The director of a large industrial firm is at the apex of a pyramid of control. He takes decision appropriate to the organs of execution upon which he can call. If the organisation is to operate efficiently as a unit it is not proper nor practicable for him to attend to the intricacies which are being carried out by his subordinates. If there is a failure by one of his executives so that he does have to attend both to his own level of operation and to the lower level of detail then his efficiency and his grasp of the whole will falter. Good management works upon a unit of operation for which adequate executive organs exist and are reasonably harmonious in the degree of detail which they compel upon the manager's attention. Much software resembles management functions in the kind of hierarchical growth of which it is capable and in the supervisory, monitoring, and information feed-back facilities which it offers.

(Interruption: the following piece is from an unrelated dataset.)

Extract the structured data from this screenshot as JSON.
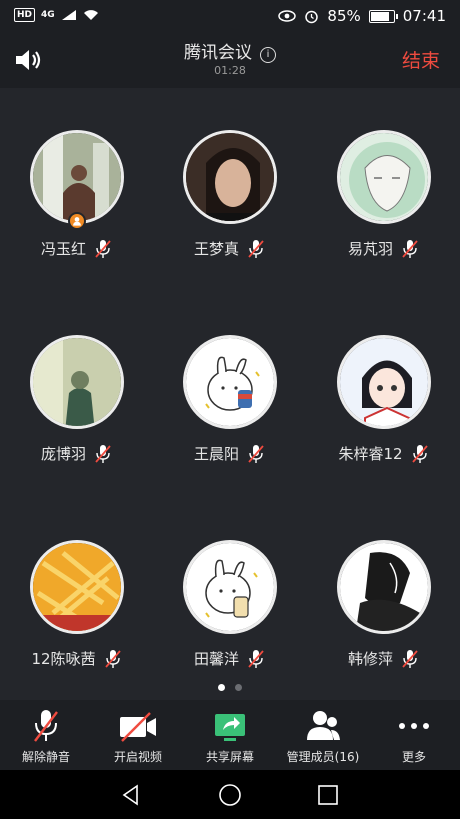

software as capital investment

It is a common fallacy, joyfully agreed to by all computer users, that software is free, that it is provided free of charge by generous computer manufacturers. That is not the case. Software is very expensive indeed, and requires many man-years of effort to create. It is provided, and is regarded as important, for this excellent reason that the improvement in productivity which results from its use is very large. If, instead of employing 20 programmers a computer user finds that he requires only 10 programmers because the programming load is so much lightened by the availability of suitable software, then he has made a saving of 50% in his current costs. On any basis of accounting between capital and revenue it is unlikely that such a saving would be reckoned at less than £20,000. The software may have cost the computer manufacturer £100,000 to produce. So if five users make use of the software and thus make a saving of £20,000 each the National Economy is neither better nor worse off so far as the effort expended is concerned, but each of the 5 users is £20,000 better off: if, however, 100 users employ the software, then the saving is multiplied by a 100 instead of by 5; 100 persons benefit to the tune of £20,000 each, the manufacturer who created the software is no worse off than when he was providing the software for a small number of users and the National Economy is very much better off (by £1,000,000) than otherwise it would have been had no software been provided.

Another way of looking at investment in software is to consider that programming makes a general-purpose computer into a special-purpose machine designed for the job in hand. The cost of programming it for that job might be reckoned as the extra cost of fabricating the special machine. If the software is so effective as to save the user from employing programmers at all then he might consider himself to be acquiring a special-purpose computer to do his work at the price of a mass produced general-purpose one. And it seems a very reasonable calculation too.

Programming is very, very costly. Software comes to the users free with the computer. It is a point well worth the prospective computer user's careful consideration whether the software provided with the computer will save him merely £5,000 per year or £50,000 per year. Certainly it will lie between the two.


When you buy a computer ask about the software.